Can anybody completely explain the forall keyword in clear, plain English

As Norman indicates, it is very hard to give a clear, plain English explanation of a technical term from type theory. We're all trying though.

There is only really one thing to remember about 'forall': it binds types to some scope. Once you understand that, everything is fairly easy.

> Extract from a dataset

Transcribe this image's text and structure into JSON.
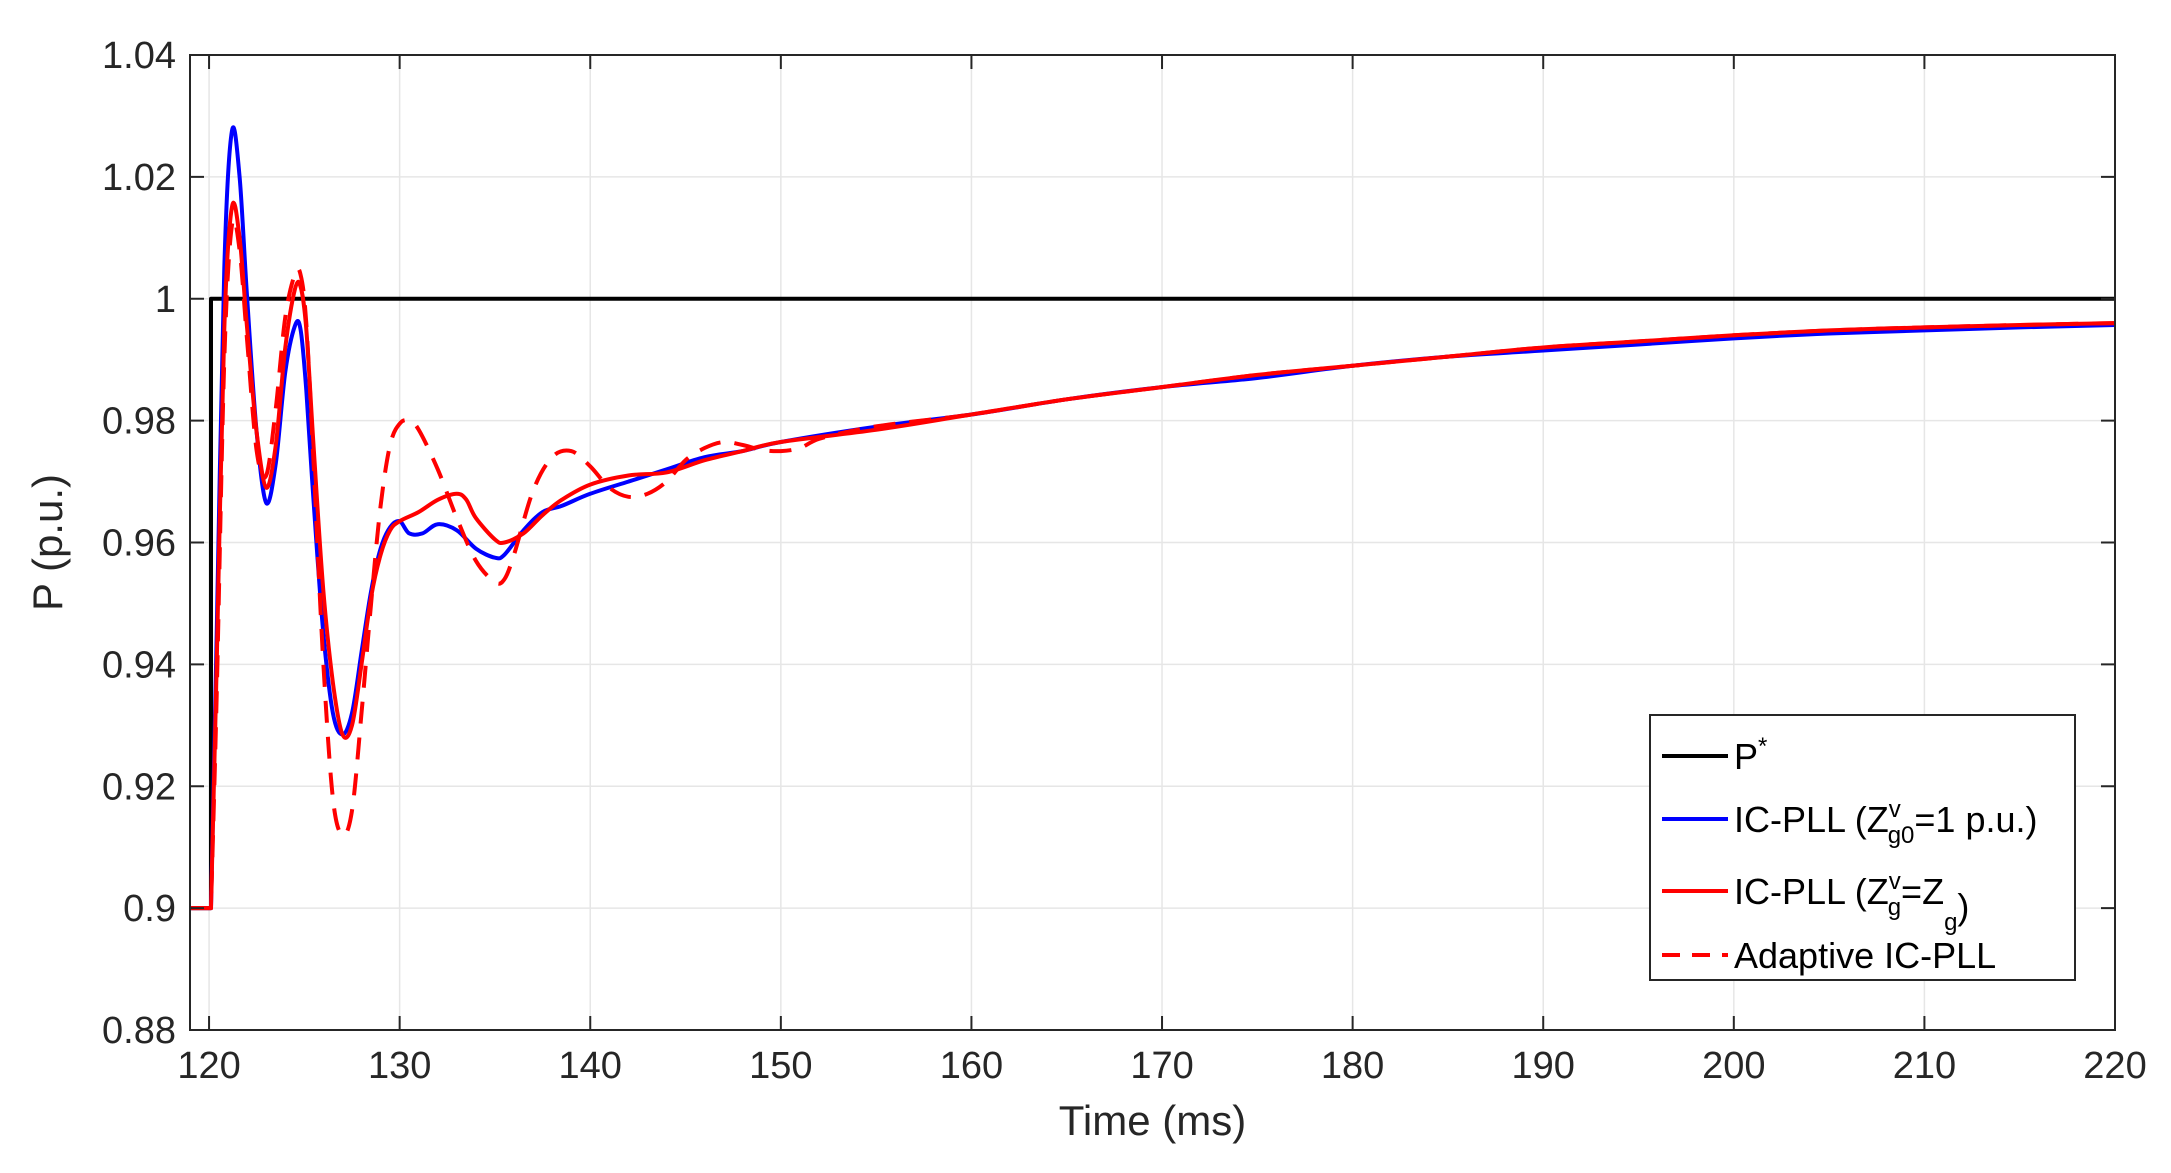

It is the equivalent of 'lambda' (or a form of 'let') on the type level -- Norman Ramsey uses the notion of "left"/"above" to convey this same concept of scope in his excellent answer.

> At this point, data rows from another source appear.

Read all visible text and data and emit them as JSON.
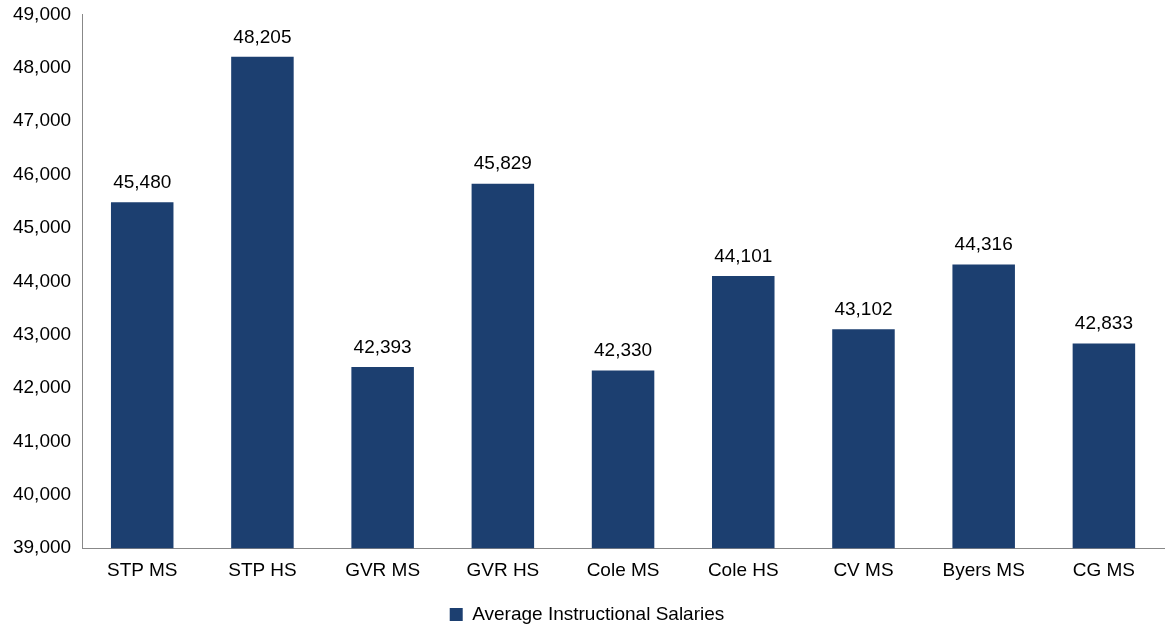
{
  "chart_data": {
    "type": "bar",
    "categories": [
      "STP MS",
      "STP HS",
      "GVR MS",
      "GVR HS",
      "Cole MS",
      "Cole HS",
      "CV MS",
      "Byers MS",
      "CG MS"
    ],
    "series": [
      {
        "name": "Average Instructional Salaries",
        "color": "#1c3f70",
        "values": [
          45480,
          48205,
          42393,
          45829,
          42330,
          44101,
          43102,
          44316,
          42833
        ],
        "value_labels": [
          "45,480",
          "48,205",
          "42,393",
          "45,829",
          "42,330",
          "44,101",
          "43,102",
          "44,316",
          "42,833"
        ]
      }
    ],
    "ylim": [
      39000,
      49000
    ],
    "yticks": [
      {
        "value": 39000,
        "label": "39,000"
      },
      {
        "value": 40000,
        "label": "40,000"
      },
      {
        "value": 41000,
        "label": "41,000"
      },
      {
        "value": 42000,
        "label": "42,000"
      },
      {
        "value": 43000,
        "label": "43,000"
      },
      {
        "value": 44000,
        "label": "44,000"
      },
      {
        "value": 45000,
        "label": "45,000"
      },
      {
        "value": 46000,
        "label": "46,000"
      },
      {
        "value": 47000,
        "label": "47,000"
      },
      {
        "value": 48000,
        "label": "48,000"
      },
      {
        "value": 49000,
        "label": "49,000"
      }
    ],
    "grid": false,
    "legend": "bottom"
  }
}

Most uses of 'forall' are very simple, and you can find them introduced in the GHC Users Manual, S7.8., particularly the excellent S7.8.5 on nested forms of 'forall'.

In Haskell, we usually leave off the binder for types, when the type is universally quanitified, like so:

length :: forall a. [a] -> Int

is equivalent to:

length :: [a] -> Int

That's it.

Since you can bind type variables now to some scope, you can have scopes other than the top level ("universally quantified"), like your first example, where the type variable is only visible within the data structure. This allows for hidden types ("existential types"). Or we can have arbitrary nesting of bindings ("rank N types").

To deeply understand type systems, you will need to learn some jargon. That's the nature of computer science. However, simple uses, like above, should be able to be grasped intuitively, via analogy with 'let' on the value level. A great introduction is Launchbury and Peyton Jones.

Don Stewart
@Don Stewart: technically, `length :: forall a. [a] -> Int` is not equivalent to `length :: [a] -> Int` when `ScopedTypeVariables` is enabled. When the `forall a.` is there, it affects `length`'s `where` clause (if it has one) and changes the meaning of type variables named `a` in it.
yairchu
Indeed. ScopedTypeVariables complicate the story a little.